Unicef's chief of media, Christopher de Bono, sent Panorama the following statement in response to questions concerning supplies in Sierra Leone raised by the Panorama programme Addicted to Aid:

Unicef uses the money its donors generously provide to improve the health and the lives of the millions of children around the world who are in desperate need.

In Sierra Leone, the proportion of children who do not live to see their fifth birthday is falling. But Sierra Leone still has the worst under-five mortality rate in the world.

Providing mosquito nets is a very effective means of minimising the chance that children will contract this debilitating disease. There is considerable evidence that making them widely available improves the lives and wellbeing of children.

Cotrimoxazole is on the essential medicines list of most countries and is one of the products in highest demand from Unicef. It is a well-tolerated and cost-effective life-saving intervention for children living with HIV or who have been exposed to HIV.

To help save the lives of children in Sierra Leone, Unicef provides supplies of nets and drugs to the government for distribution.

The government provides quarterly reports on health programme implementation and Unicef regularly conducts spot-check monitoring of distribution. If irregularities are uncovered, Unicef informs the government and it takes action.
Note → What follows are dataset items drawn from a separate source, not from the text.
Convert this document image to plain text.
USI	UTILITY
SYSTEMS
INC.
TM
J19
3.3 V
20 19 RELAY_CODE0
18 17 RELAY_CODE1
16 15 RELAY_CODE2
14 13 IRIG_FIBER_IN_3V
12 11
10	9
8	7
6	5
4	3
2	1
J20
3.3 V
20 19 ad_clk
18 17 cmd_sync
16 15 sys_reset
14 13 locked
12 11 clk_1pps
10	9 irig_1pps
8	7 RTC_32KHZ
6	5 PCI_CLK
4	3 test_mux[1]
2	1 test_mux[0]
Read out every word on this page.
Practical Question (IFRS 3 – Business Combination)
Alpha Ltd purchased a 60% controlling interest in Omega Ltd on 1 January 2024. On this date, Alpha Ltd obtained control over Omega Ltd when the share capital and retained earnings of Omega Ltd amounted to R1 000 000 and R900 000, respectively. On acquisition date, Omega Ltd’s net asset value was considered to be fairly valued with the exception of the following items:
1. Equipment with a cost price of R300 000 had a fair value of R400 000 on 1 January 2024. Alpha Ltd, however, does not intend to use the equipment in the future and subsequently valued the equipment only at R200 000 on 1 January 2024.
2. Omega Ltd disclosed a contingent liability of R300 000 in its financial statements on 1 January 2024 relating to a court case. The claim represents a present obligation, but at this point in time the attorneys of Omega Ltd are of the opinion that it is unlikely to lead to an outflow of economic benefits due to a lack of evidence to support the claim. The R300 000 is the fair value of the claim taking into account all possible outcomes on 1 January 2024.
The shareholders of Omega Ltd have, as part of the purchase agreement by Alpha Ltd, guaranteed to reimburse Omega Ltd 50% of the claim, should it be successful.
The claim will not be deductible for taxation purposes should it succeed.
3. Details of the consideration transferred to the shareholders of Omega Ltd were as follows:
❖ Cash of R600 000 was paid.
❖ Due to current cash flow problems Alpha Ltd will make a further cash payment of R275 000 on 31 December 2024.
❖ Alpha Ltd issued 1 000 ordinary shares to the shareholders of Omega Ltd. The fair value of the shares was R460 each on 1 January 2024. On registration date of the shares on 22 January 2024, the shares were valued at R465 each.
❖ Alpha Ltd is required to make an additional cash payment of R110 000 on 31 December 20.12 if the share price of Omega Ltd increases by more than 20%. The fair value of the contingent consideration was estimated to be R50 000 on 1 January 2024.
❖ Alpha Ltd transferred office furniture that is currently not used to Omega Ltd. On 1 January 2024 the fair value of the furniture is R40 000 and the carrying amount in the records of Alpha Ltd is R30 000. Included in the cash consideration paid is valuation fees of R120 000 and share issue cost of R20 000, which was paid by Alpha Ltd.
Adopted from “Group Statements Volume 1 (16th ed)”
Just as important as our monitoring are the programmes Unicef runs and supports to explain to families and communities why it is so important for them to use these medicines and nets effectively.

Our experience tells us that the vast majority of the medicines and nets we provide end up exactly where they are most needed - and improve the lives of children who would otherwise face high risks of life-threatening illnesses. We take all possible steps to avoid these products being used for purposes other than those for which they are intended.

However, because the plight of children in Sierra Leone is so serious, our supply programmes there are very large scale. Since 2003, Unicef has supplied about 900,000 nets and over 700,000 bottles of oral suspension cotrimoxazole to Sierra Leone for free distribution to help children under five and pregnant women.

It is unrealistic to expect that all of the drugs and nets we provide will be used for the purpose for which they are intended. Where the leakage is a result of poor families trading their medicines or nets, the most important thing we can do is redouble our efforts to ensure they understand why these are so important to the health and the lives of their children.

Where we have information about large-scale leakage from our programmes, we investigate and take action. Any such information that is provided to Unicef (or the appropriate authorities) will help save children's lives.

Unicef's priority is to ensure that children have access to the best possible protection and treatment we can provide. Falling infection rates and lower death rates among children are the real test of the effectiveness of our work.

It is our intention, with the assistance of our donors, to continue to provide the maximum possible support to improve the lives of the children of Sierra Leone. The lives of children are at stake.